When a plugin (like the template renderer) needs data, it calls back to the host:

Host                              Plugin (template renderer)
  │                                        │
  │── render(page, template_name) ────────▶│
  │                                        │
  │◀── resolve_template("base.html") ──────│
  │    (picante tracks this dependency!)   │
  │                                        │
  │── template content ───────────────────▶│
  │                                        │
  │◀── resolve_template("partials/nav") ───│
  │    (another tracked dependency!)       │
  │                                        │
  │── template content ───────────────────▶│
  │                                        │
  │◀── rendered HTML ──────────────────────│

The key insight: plugin callbacks flow through picante-tracked host APIs. When base.html changes later, picante knows to re-render pages that included it — even though the actual rendering happened in a separate process.

Why Not Just Memoize?

Simple memoization caches function results, but without dependency tracking you can't answer:

  • "What depends on this input?"
  • "What needs to be recomputed when this file changes?"

You'd have to either:

  1. Rebuild everything (slow)
  2. Manually specify dependencies (error-prone, stale)

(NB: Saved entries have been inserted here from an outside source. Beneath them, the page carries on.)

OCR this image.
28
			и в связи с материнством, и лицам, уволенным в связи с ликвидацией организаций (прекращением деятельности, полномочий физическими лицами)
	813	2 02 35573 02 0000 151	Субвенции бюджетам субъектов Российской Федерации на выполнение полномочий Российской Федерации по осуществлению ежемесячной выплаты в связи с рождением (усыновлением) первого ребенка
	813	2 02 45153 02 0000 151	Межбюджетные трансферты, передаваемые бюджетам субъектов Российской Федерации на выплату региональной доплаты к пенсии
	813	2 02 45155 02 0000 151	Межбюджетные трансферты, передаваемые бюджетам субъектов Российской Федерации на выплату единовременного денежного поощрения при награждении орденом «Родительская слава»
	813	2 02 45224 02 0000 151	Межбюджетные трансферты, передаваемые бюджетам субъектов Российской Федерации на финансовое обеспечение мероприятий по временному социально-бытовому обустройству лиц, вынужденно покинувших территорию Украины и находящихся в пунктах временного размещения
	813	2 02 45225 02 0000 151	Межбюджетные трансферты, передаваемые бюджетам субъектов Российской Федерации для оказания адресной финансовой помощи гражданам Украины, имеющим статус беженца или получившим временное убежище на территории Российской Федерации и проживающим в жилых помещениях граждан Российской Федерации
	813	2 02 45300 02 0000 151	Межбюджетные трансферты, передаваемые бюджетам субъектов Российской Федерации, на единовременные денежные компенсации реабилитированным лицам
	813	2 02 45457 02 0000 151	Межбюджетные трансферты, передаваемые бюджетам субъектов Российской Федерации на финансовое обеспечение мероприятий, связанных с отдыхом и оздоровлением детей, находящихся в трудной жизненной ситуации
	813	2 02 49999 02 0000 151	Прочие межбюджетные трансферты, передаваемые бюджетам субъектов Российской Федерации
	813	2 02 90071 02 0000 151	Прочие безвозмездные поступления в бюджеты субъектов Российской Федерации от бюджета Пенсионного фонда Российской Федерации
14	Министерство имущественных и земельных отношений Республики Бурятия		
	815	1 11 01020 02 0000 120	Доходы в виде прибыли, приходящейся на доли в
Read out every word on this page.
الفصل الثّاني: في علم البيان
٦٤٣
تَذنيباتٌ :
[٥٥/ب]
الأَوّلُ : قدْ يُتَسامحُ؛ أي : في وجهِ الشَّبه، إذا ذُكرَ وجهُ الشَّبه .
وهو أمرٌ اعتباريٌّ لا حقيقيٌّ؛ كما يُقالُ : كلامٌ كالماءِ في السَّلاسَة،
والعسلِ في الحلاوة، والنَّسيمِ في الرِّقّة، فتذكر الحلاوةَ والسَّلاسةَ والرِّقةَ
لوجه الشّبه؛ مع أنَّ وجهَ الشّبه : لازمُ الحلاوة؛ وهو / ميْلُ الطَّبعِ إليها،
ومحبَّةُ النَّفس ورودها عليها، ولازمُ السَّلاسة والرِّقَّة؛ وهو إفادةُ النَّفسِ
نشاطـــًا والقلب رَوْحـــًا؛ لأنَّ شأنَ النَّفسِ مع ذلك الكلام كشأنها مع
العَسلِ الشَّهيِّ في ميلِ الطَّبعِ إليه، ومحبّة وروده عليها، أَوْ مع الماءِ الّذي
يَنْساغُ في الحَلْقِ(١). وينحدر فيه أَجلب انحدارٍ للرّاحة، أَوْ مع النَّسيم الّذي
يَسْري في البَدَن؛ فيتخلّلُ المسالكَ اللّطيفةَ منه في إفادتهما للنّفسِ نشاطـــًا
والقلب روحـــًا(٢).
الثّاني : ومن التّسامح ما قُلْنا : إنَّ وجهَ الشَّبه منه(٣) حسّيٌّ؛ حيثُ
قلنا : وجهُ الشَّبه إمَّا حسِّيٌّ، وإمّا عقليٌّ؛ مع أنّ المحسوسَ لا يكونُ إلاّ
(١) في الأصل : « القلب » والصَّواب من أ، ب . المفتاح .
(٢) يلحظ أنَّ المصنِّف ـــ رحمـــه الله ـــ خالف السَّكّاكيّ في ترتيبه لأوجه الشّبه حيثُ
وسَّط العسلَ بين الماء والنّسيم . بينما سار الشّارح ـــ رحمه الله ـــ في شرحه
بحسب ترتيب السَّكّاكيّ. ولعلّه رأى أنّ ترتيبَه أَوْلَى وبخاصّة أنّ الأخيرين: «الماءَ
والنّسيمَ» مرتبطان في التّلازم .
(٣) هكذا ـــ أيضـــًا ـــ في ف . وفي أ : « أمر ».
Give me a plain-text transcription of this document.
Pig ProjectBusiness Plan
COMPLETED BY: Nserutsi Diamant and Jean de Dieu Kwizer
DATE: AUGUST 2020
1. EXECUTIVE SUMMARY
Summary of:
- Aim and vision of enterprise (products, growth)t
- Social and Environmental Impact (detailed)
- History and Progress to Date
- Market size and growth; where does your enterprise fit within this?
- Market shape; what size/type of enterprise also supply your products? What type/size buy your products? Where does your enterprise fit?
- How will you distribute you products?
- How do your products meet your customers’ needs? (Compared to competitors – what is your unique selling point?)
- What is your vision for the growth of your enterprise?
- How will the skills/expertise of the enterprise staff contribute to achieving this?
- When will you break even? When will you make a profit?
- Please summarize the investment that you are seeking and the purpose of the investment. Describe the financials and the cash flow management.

picante records dependencies automatically during query execution. Change a template, and only pages using that template rebuild. Change a Markdown file, and only that page re-renders. The dependency graph emerges from actual runtime behavior.

Cache Persistence

The dependency graph and cached query results can be saved to disk via picante's persistence APIs (encoded with facet-postcard). Even a cold start can benefit from previous work if your application loads a previously-saved cache:

<app cache dir>/
├── cas/         # optional content-addressed storage (large blobs, app-specific)
└── picante.bin  # picante's serialized cache (path/name chosen by the app)

Large outputs (processed images, subsetted fonts) are typically stored outside picante (for example in a CAS), keeping the picante database lean. Only small values/hashes need to live in picante; large blobs are retrieved by your application on demand.

Summary

picante provides:

  • Async queries that work naturally with tokio
  • Automatic dependency tracking during execution
  • Memoization with proper invalidation
  • Persistence via facet-postcard
  • Snapshots for consistent reads (MVCC)

It's the incremental computation engine, focused and minimal. Higher-level concerns (file watching, blob storage, RPC) live in other crates like tacos.